One of my favourite Vegetables is Fennel. Either cooked or cold, Fennel is versatile that way. The Fennel fronts can also be eaten and used because they are fairly decorative. Of course the Fennel Seeds have also their own use in the Kitchen for their anised taste.
Fennel is also used to make that very strong Alcohol which can rend some people blind: Absinthe.
Fennel is perfect to give some crunch to a Salad or a Slaw. There are a fair few Ingredients which marries/pair very well with Fennel like Pears, Apples, Cucumber, Endives, Raddichio, Citrus Fruits and even Beetroot (and many more).
A fresh Spring Salad can be made with chopped Fennel, Red Endive/Chicory, French Radishes (sliced), Butterhead Lettuce and a Citrus Vinaigrette. The decoration will be the front of the Fennel.
For a Summer Salad, Fennel can be used along with Rocket Leaves for pepperiness, slices of Lemon for acidity, slices or ribbons of Cucumber, quarters Pears, Smoked Salmon strips turned/curled into flower shape, decorated by Dill and Fennel Front and Poppy Seeds. Served with a creamy Dill Vinaigrette.
If we think of an Autumn Salad with Fennel it would be thinly sliced along with a Raddichio. Wedges of Apples will bring the sweetness to the Salad. Frisée Lettuce Leaves can be the base for it all. Pecan nuts are to be added for texture and crunch but also Red Grapes. Then a Blue Cheese will give a great charater to the Salad like Roquefort, Bleu d'Auvergne or Stilton. The Dressing would be a French Vinaigrette.

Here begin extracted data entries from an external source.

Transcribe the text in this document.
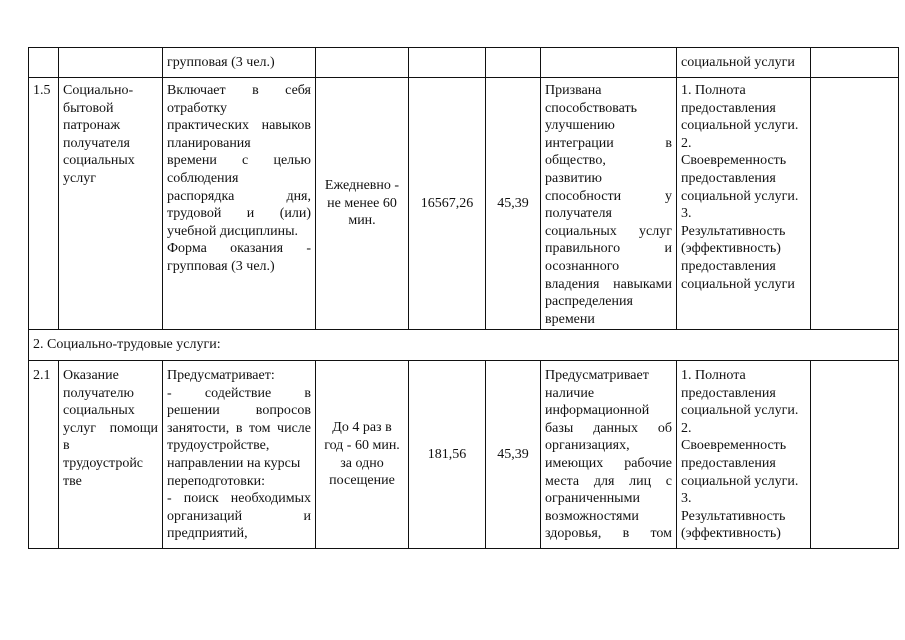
групповая (3 чел.)	социальной услуги
1.5 Социально-
бытовой
патронаж
получателя
социальных
услуг
Включает в себя
отработку
практических навыков
планирования
времени с целью
соблюдения
распорядка дня,
трудовой и (или)
учебной дисциплины.
Форма оказания -
групповая (3 чел.)
Ежедневно -
не менее 60
мин.
16567,26 45,39
Призвана
способствовать
улучшению
интеграции в
общество,
развитию
способности у
получателя
социальных услуг
правильного и
осознанного
владения навыками
распределения
времени
1. Полнота
предоставления
социальной услуги.
2.
Своевременность
предоставления
социальной услуги.
3.
Результативность
(эффективность)
предоставления
социальной услуги
2. Социально-трудовые услуги:
2.1 Оказание
получателю
социальных
услуг помощи
в
трудоустройс
тве
Предусматривает:
- содействие в
решении вопросов
занятости, в том числе
трудоустройстве,
направлении на курсы
переподготовки:
- поиск необходимых
организаций и
предприятий,
До 4 раз в
год - 60 мин.
за одно
посещение
181,56 45,39
Предусматривает
наличие
информационной
базы данных об
организациях,
имеющих рабочие
места для лиц с
ограниченными
возможностями
здоровья, в том
1. Полнота
предоставления
социальной услуги.
2.
Своевременность
предоставления
социальной услуги.
3.
Результативность
(эффективность)
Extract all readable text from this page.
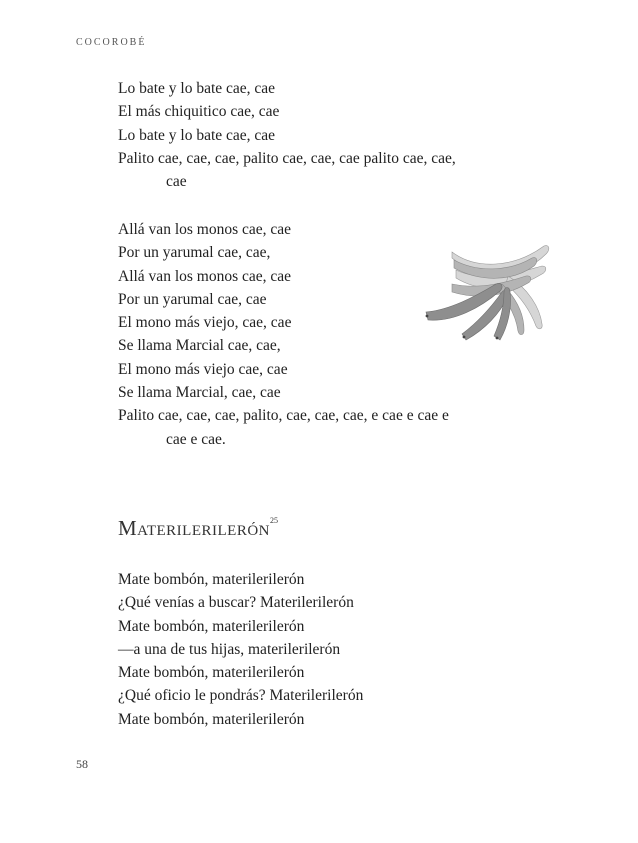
COCOROBÉ
Lo bate y lo bate cae, cae
El más chiquitico cae, cae
Lo bate y lo bate cae, cae
Palito cae, cae, cae, palito cae, cae, cae palito cae, cae,
cae
Allá van los monos cae, cae
Por un yarumal cae, cae,
Allá van los monos cae, cae
Por un yarumal cae, cae
El mono más viejo, cae, cae
Se llama Marcial cae, cae,
El mono más viejo cae, cae
Se llama Marcial, cae, cae
Palito cae, cae, cae, palito, cae, cae, cae, e cae e cae e
cae e cae.
Materilerilerón$^{25}$
Mate bombón, materilerilerón
¿Qué venías a buscar? Materilerilerón
Mate bombón, materilerilerón
—a una de tus hijas, materilerilerón
Mate bombón, materilerilerón
¿Qué oficio le pondrás? Materilerilerón
Mate bombón, materilerilerón
58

For Winter an unusual Salad can be made with Fennel chopped into quarters and divided into Leaves. Then add White Chicory Leaves and Chard Leaves, sliced into strips. Give a kick to the Salad with Mandarin segments, and a festive one with Pomegranate Seeds but also chopped roasted Chestnusts. One sliced Leek or some Baby Leeks will not go amiss. Little roasted Quails Breasts will give another festive note to the Salad as well as some shaved Truffle.